The full file ended up at sixteen hundred lines covering six user flows and roughly twenty screens. It lives in the repo as a single Markdown document. Engineers read it. The product owner reads it. The doctors read the printout.

The flow trick

The single most useful pattern in the file is not the screen wireframes. It is the flow diagrams between them. Same syntax: pipes, boxes, and a vertical reading order. Here is the registration flow in miniature.

  B0: Profile type (active or prenatal)
        |
        v
  B1: Patient demographics
        |
        v
  B2: Parents (at least one parent required)
        |
        v
  B3: Family history and consanguinity
        |
        v
  B4: Primary diagnosis (generates Patient ID)
        |
        v
  B7: Confirm and create record

A doctor scans the column and immediately tells me “you forgot prenatal risk factors at B2,” or “B3 has to come before B2 because we ask consanguinity first in our intake form.” That feedback is the entire point of week one. I am not selling a design. I am extracting the implicit workflow that lives only in their heads.

What it actually saved me

Rough numbers from this round.

Token cost. A round of Figma exploration through a vision model was running me somewhere between fifty cents and two dollars per iteration once I included context. The same iteration on the ASCII file is fractions of a cent. I went through more than fifty iterations on the wireframe file before the first doctor meeting. The math is obvious.

Calendar time. I had the first complete pass in roughly six hours of writing, mostly because I could draft a screen in a paragraph and keep moving. A Figma version of the same surface area would have taken me three or four days, and I would have been precious about every screen.
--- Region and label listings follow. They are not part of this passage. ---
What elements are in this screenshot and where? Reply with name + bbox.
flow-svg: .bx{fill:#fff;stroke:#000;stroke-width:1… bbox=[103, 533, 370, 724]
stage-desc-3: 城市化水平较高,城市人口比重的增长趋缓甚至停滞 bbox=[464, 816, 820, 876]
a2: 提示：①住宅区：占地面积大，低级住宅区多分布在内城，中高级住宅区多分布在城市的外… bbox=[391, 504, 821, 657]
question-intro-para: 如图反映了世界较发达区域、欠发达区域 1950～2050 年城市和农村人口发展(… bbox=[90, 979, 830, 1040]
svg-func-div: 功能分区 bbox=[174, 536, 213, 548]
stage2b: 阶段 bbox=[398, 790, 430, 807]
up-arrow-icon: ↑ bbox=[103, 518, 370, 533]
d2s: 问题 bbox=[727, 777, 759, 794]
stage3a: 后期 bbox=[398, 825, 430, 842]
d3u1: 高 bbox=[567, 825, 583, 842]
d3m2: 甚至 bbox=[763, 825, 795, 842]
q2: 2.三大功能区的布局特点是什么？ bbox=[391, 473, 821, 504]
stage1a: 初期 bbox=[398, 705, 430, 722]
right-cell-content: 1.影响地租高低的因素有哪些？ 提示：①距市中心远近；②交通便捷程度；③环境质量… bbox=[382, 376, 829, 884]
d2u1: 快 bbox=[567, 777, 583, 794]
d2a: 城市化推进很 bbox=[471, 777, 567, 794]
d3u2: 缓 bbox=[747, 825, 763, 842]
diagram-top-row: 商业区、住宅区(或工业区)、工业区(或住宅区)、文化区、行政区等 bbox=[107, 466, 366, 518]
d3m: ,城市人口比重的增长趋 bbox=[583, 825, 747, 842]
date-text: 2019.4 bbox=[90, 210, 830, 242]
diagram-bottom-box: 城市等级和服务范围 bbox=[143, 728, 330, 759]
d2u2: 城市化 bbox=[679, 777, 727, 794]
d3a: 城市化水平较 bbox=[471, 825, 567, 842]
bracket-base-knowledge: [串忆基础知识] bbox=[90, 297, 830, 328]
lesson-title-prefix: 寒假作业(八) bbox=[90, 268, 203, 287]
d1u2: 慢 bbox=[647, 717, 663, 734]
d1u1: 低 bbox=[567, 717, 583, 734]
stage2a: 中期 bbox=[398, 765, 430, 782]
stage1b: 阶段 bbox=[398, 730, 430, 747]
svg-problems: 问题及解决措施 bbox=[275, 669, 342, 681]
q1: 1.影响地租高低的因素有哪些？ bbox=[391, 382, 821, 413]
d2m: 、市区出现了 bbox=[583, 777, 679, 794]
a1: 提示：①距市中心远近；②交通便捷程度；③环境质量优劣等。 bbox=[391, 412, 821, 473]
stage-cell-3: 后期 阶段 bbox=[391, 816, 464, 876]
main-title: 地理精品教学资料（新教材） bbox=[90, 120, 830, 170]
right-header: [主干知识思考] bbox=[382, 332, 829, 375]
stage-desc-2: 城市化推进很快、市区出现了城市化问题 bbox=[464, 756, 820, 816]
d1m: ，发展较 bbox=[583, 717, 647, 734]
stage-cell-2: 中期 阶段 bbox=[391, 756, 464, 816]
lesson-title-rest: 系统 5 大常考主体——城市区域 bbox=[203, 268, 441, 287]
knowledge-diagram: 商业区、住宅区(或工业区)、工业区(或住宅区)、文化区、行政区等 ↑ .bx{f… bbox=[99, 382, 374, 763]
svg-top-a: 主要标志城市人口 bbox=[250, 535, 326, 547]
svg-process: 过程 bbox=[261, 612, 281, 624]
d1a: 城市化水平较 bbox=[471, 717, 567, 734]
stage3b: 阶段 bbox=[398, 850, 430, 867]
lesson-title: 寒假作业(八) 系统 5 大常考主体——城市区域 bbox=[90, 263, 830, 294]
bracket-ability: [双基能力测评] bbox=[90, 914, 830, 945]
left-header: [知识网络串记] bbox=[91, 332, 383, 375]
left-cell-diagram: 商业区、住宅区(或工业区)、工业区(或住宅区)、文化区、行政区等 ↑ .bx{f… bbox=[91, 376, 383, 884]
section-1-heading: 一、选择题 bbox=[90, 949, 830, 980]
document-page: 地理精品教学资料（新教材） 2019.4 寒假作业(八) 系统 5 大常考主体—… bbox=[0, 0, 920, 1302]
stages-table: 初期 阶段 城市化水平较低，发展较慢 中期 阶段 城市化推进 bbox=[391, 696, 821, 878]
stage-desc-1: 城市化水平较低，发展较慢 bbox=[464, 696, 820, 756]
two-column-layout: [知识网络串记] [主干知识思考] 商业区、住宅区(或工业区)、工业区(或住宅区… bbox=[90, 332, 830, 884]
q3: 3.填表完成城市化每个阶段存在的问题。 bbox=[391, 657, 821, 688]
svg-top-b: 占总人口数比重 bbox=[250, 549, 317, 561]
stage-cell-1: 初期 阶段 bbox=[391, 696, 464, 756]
Reuse. The same file is now the spec the developers read. The flow diagrams turned into route maps. The screen sketches turned into component shells. Nothing was wasted, because the artifact was always plain text in the repo.

Where ASCII falls down

I am not going to pretend it is a free lunch. Three honest weaknesses.

It cannot show density. When a real screen has nine columns of clinical data, ASCII either lies about the spacing or sprawls past the right margin. I had to switch to tables in a few spots, and even then the doctors squinted.
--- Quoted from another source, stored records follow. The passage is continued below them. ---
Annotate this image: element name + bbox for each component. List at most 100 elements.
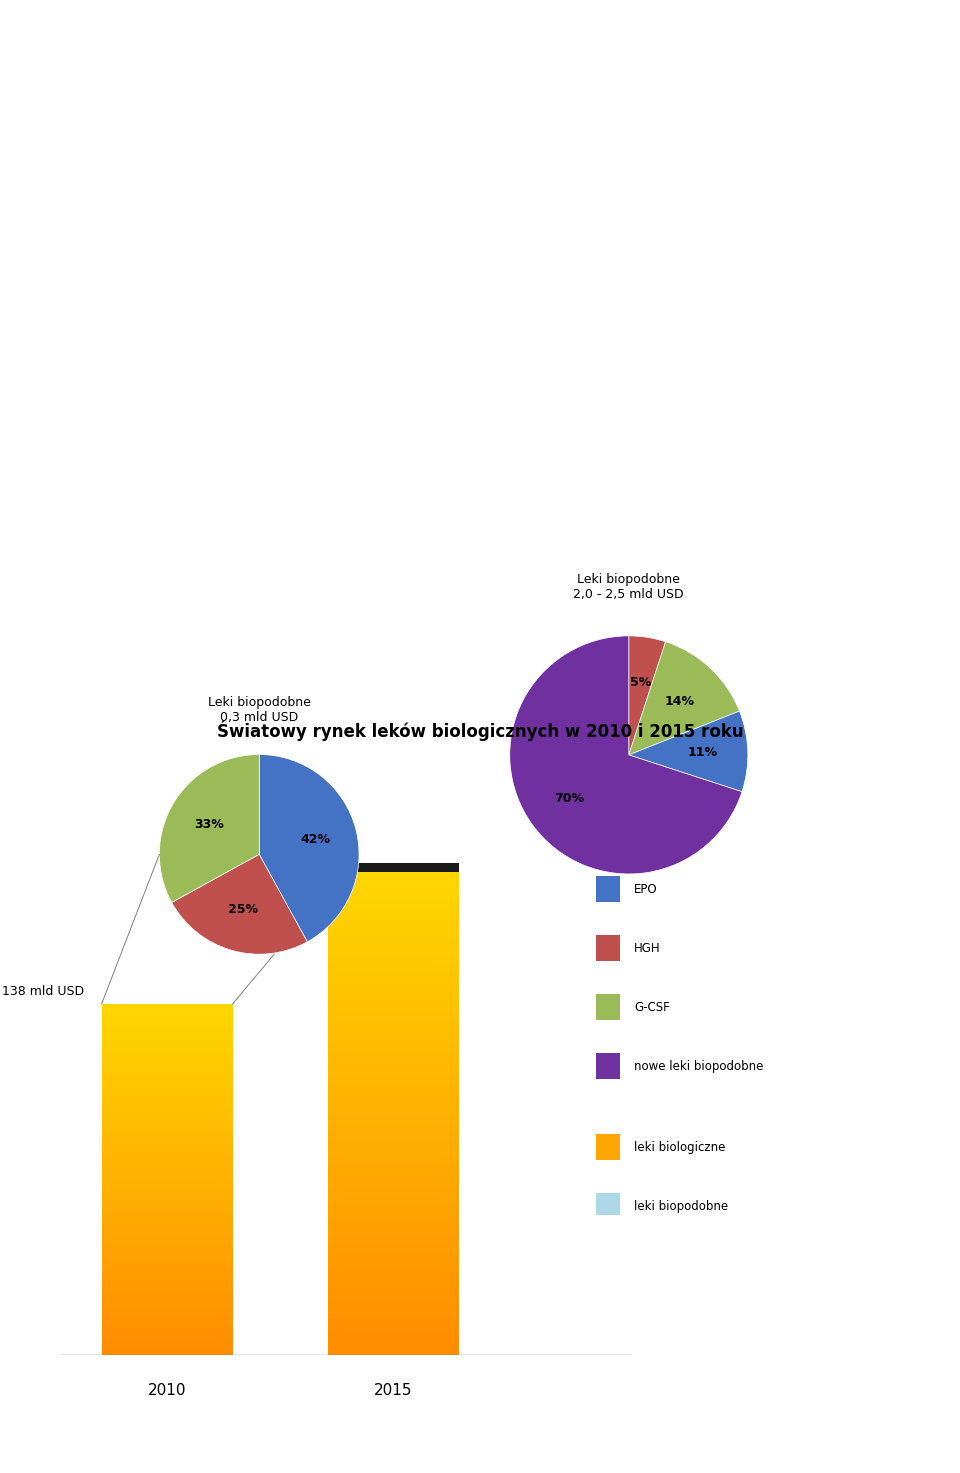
Bar [102, 1170, 232, 1171]
Bar [102, 1336, 232, 1337]
Bar [327, 1178, 459, 1181]
Bar [327, 1290, 459, 1292]
Bar [327, 1056, 459, 1058]
Bar [102, 1289, 232, 1290]
Bar [102, 1252, 232, 1254]
Bar [327, 1147, 459, 1150]
Bar [102, 1059, 232, 1061]
Bar [102, 1333, 232, 1335]
Text: Światowy rynek leków biologicznych w 2010 i 2015 roku: Światowy rynek leków biologicznych w 201… [217, 720, 743, 741]
Bar [102, 1162, 232, 1164]
Bar [327, 1264, 459, 1265]
Bar [327, 968, 459, 971]
Bar [102, 1024, 232, 1025]
Bar [102, 1218, 232, 1220]
Title: Leki biopodobne
0,3 mld USD: Leki biopodobne 0,3 mld USD [207, 697, 311, 725]
Bar [102, 1114, 232, 1115]
Bar [327, 1205, 459, 1208]
Bar [102, 1234, 232, 1236]
Bar [327, 1136, 459, 1137]
Bar [102, 1199, 232, 1200]
Bar [102, 1249, 232, 1252]
Bar [327, 1212, 459, 1215]
Wedge shape [159, 754, 259, 903]
Bar [102, 1016, 232, 1018]
Bar [327, 915, 459, 918]
Text: 5%: 5% [630, 676, 651, 688]
Bar [102, 1215, 232, 1217]
Bar [327, 906, 459, 907]
Bar [327, 1065, 459, 1068]
Bar [327, 996, 459, 997]
Bar [327, 1332, 459, 1333]
Bar [327, 1311, 459, 1314]
Bar [327, 1326, 459, 1329]
Bar [102, 1193, 232, 1196]
Bar [327, 918, 459, 921]
Text: 25%: 25% [228, 903, 258, 916]
Bar [327, 949, 459, 952]
Bar [102, 1027, 232, 1028]
Bar [327, 1121, 459, 1122]
Bar [102, 1071, 232, 1072]
Bar [327, 1283, 459, 1284]
Bar [327, 1122, 459, 1125]
Bar [102, 1142, 232, 1143]
Bar [102, 1124, 232, 1125]
Bar [327, 1133, 459, 1136]
Bar [596, 935, 620, 962]
Bar [596, 876, 620, 901]
Bar [327, 1258, 459, 1261]
Bar [102, 1109, 232, 1111]
Bar [327, 899, 459, 901]
Bar [327, 929, 459, 932]
Bar [102, 1184, 232, 1187]
Bar [102, 1337, 232, 1339]
Bar [102, 1064, 232, 1065]
Bar [102, 1145, 232, 1146]
Text: 14%: 14% [664, 695, 694, 707]
Bar [327, 1156, 459, 1159]
Bar [327, 1299, 459, 1302]
Bar [327, 1012, 459, 1015]
Bar [102, 1041, 232, 1043]
Bar [102, 1258, 232, 1261]
Bar [327, 1314, 459, 1317]
Bar [327, 981, 459, 982]
Bar [327, 1130, 459, 1133]
Bar [327, 941, 459, 944]
Bar [102, 1298, 232, 1299]
Bar [327, 888, 459, 891]
Text: 11%: 11% [687, 747, 717, 759]
Bar [102, 1262, 232, 1264]
Bar [327, 1196, 459, 1198]
Bar [327, 1027, 459, 1028]
Bar [102, 1043, 232, 1044]
Bar [102, 1208, 232, 1209]
Bar [327, 1090, 459, 1091]
Bar [102, 1072, 232, 1074]
Bar [102, 1248, 232, 1249]
Bar [327, 1234, 459, 1237]
Bar [327, 1028, 459, 1031]
Bar [102, 1159, 232, 1161]
Bar [327, 1351, 459, 1352]
Bar [102, 1171, 232, 1173]
Wedge shape [510, 636, 742, 873]
Bar [596, 1193, 620, 1220]
Bar [102, 1074, 232, 1077]
Bar [102, 1117, 232, 1118]
Bar [327, 1143, 459, 1145]
Bar [327, 1280, 459, 1283]
Bar [102, 1304, 232, 1307]
Bar [327, 922, 459, 925]
Bar [327, 982, 459, 985]
Bar [327, 1284, 459, 1287]
Bar [327, 978, 459, 981]
Bar [102, 1121, 232, 1124]
Bar [102, 1015, 232, 1016]
Bar [102, 1025, 232, 1027]
Bar [102, 1005, 232, 1006]
Bar [327, 1000, 459, 1002]
Bar [327, 1159, 459, 1162]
It cannot show interaction. Anything that depends on hover, drag, or animation has to be described in a sentence next to the box. The anatomical region picker, which is a clickable diagram of nineteen regions of the face, was the one screen where ASCII gave up and I had to draw a rough SVG instead.

It does not survive copy-paste into Word. The doctors wanted printouts. Half the box characters turned into question marks the first time I exported. I learned to test the print path before every meeting.

What I would do differently next time

Two things.

I would write the flow diagrams first and the screens second. The flow diagrams are where the real disagreement lives. Screens just show the disagreement. I wasted maybe a day polishing screen wireframes for a flow that the doctors then rerouted in five minutes.

I would build a tiny “ASCII to PDF” script up front. I ended up doing it manually for every meeting, which is exactly the kind of small recurring pain that compounds across a project.

What is next in this series

The next entry is about the matrix model itself. Treatment for a cleft kid is not a sequence of steps. It is a two dimensional grid of specialty crossed with age band, and getting the doctors to agree that this was the right model was harder than any line of code I have written so far.

If you are building anything in healthcare, anything for non-technical experts, or anything where you cannot afford twenty rounds of Figma, try the boring thing first. Open a Markdown file and draw a box.